Azure Stream Analytics is a high volume, simple to use stream processing service. It’s totally stand-alone and does not require any additional software or program environment to run. It can be entirely configured in the Azure Management Portal.
One of the touted use cases for this service is IoT message processing. Obviously, real life is much more complicated, and here we will examine the pros and cons of using Azure Stream Analytics in potential IoT applications.
Azure Stream Analytics lets you connect to the event hub, transform data as it comes in, and save it to some sort of DB. The transformations are done in a SQL-like language (good for filtering, group by, etc.) called Stream Analytics Query Language.
In addition to standard SQL queries you can use, there is SAQL which also adds support for time window aggregations, allowing you to group the stream into 5 minute chunks, for example. This functionality is of course most helpful in IOT applications where you can get readings every few seconds but only care about some of that data, filtered or aggregated.
Let’s start with the positives:
- Easy to use: It takes mere minutes to set up the Azure Stream Analytics, and about a minute to start/stop it. Writing the internal SAQL query can take some time, but it’s very short and intuitive compared to writing actual code. You are only responsible for the business logic, which is what you want.
- Easy to scale: Microsoft uses a vague unit to measure the power of a stream analytics job. This is a known as a Streaming Unit – which is a “Blended measure of CPU, memory, throughput”. However, they translate that to about 1 MB of data per second. Adding more Streaming Units to a job is as simple as changing the number from 1 to 5 to 10 to even higher numbers. The only caveat is that it cannot auto scale.
- Good integration within Azure: Azure Stream Analytics can connect to Azure Event Hub/IOT Hub as input for the stream analytics, and can output to a variety of azure services (Azure SQL, Azure DocumentDB, Azure EventHub, Azure ServiceBus, etc.). If these services are in the same Azure account, they can be chosen easily from a drop down menu.
- Cheap: The cost of running the Azure Stream Analytics is 3 cents per hour per streaming unit. Microsoft claims that 1 streaming unit can handle a MB of data per second, which is roughly 22 dollars a month. Having a VM/Cluster that runs a different stream processing solution would be much more costly.
Unfortunately, it’s not all positive, and there are some limitations and problems with using Azure Stream Analytics.
Azure Stream Analytics is strictly a stream solution, however, when you compare what it can do versus solutions like Spark Streaming or Apache Storm, you can see that it is much more limited.
- Unable to join dynamic data: Azure Stream Analytics gives you an option to join the data against a file in blob storage, which they call Reference Data. Theoretically, this is their solution for joining extra data. For example, you can get just the readings in the event hub and then join them against the devices to add device name or any other device data. However, this file will be loaded once for the duration of the job lifetime. In an IOT solution, you will be adding and removing devices dynamically. This file will not be updated in the Azure Stream Analytics job. This is a big problem when you need to add data from external providers.

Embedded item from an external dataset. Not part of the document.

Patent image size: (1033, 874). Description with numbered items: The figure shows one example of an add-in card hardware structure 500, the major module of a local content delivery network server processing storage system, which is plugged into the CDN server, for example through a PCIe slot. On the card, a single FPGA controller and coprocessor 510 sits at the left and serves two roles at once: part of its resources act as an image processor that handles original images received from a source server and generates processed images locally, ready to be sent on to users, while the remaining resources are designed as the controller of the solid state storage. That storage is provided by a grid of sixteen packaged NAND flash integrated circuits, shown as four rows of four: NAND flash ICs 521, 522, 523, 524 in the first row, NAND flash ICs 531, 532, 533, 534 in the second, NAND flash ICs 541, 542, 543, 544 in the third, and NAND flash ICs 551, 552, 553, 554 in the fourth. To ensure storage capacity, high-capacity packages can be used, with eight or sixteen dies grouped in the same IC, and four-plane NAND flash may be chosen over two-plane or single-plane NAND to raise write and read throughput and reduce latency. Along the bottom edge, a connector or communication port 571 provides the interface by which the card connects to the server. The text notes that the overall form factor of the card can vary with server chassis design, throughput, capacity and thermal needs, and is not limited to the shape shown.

- Unable to save state: Azure Stream Analytics gives you the option to aggregate your data into windows based on time. However, sometimes you want to keep a relative state regardless of how much time has passed. For example, spike detection or just to know the maximum value all time. Azure Stream Analytics does not have a place to store this kind of state.
- Limits of SQL: SAQL is based on SQL, which is well known and simple to use. However, it is also a limited language. It is good for querying but does not have the openness of a full programming language.
- Coupled to Azure and Microsoft: Azure Stream Analytics is a pure Microsoft service, you will only use it if you are already using other Azure products. You cannot take this code out of Azure and reuse it somewhere else, because it is a proprietary language and solution. If you created a cluster on VMs, you could then move them to a different cloud provider with some work.
- Will crash on invalid data: One of the biggest quirks with Azure Stream Analytics is that if the data is misformatted, or if there is a type mismatch, it can cause the entire job to crash. Since in IOT applications you can be getting data from IOT sources that you might not be able to control, and since the IOT sources are connected directly to the event hub, you will need to either sanitize the data with a separate Azure Stream Analytics job or hope you can do it in the same job and that it doesn’t crash unexpectedly. This lack of recovery is a huge problem for relying on Azure Stream Analytics.
In summary, Azure Stream Analytics is an easy to use but very limited tool. It does the job it sets out to do well, but most real world IoT applications need much stronger capabilities than what Azure Stream Analytics currently provides.
Coupled with the issues involved in managing it (crashes/logs/source control), our findings are that it is only useful in a very limited sense for very specific use cases. For example, a great use would be just to save all the data from the event hub to blob storage. For analytics and more advanced business logic, it will probably not suit your needs.